Iran w coraz większym stopniu zwraca się ku nabywcom we wschodniej Azji, by sprzedawać swoje produkty petrochemiczne i ropopochodne.  (...) Stany Zjednoczone pozostają skoncentrowane na uderzaniu w źródła nielegalnych przychodów Teheranu i będą nadal egzekwować swoje sankcje przeciwko tym, którzy świadomie umożliwiają ten handel - powiedział wiceszef resortu finansów USA Brian Nelson.

Jak oceniła agencja Reutera najnowszy ruch USA przeciwko Iranowi zbiega się w czasie ze znajdującymi się w stagnacji wysiłkami na rzecz ożywienia porozumienia nuklearnego z 2015 r. oraz w trakcie antyrządowych protestów przeciwko władzom w Teheranie. 

Stany Zjednoczone nadal będą egzekwować przestrzeganie sankcje wobec tych, którzy świadomie ułatwiają handel Iranowi - powiedział Nelson.

Obecna decyzja USA dotyczy kontraktów z irańskim przedsiębiorstwem Triliance Petrochemical Co. Ltd., który Waszyngton umieścił na liście sankcji. Restrykcji nałożone dziś przez amerykański resort finansów obejmują  irańską firmę petrochemiczną Amir Kabir Petrochemical Co. (AKPC), jej spółkę zależna Simorgh Petrochemical Co. i cztery spółki zależne Marun Petrochemical Co. już wcześniej objętej sankcjami.

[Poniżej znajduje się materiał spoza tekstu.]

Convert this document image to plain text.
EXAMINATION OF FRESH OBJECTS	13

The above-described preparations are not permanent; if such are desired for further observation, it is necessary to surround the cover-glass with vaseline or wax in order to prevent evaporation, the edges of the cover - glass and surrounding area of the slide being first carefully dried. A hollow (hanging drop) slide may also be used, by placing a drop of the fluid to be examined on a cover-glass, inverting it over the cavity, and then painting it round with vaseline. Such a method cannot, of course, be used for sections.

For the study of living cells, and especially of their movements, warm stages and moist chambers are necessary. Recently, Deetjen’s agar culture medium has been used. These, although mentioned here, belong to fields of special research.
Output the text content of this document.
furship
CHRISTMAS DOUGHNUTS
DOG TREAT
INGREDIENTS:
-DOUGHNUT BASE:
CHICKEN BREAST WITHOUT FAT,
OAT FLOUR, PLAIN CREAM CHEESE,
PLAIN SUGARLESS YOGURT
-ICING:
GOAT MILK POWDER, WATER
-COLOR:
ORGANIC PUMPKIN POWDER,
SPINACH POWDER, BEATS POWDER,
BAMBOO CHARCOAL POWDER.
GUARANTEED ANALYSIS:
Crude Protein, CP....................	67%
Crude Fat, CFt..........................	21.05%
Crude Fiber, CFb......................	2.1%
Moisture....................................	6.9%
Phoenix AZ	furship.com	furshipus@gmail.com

Według władz USA firma Triliance uczestniczyła w wysyłce polietylenu do Chin. O udział w ułatwianiu tych dostaw Amerykanie oskarżają Asia Fuel PTE z Singapuru. Sense Shipping and Trading z Malezji oraz Unicious Energy PTE z Singapuru również według resortu skarbu USA brały udział w tych transakcjach.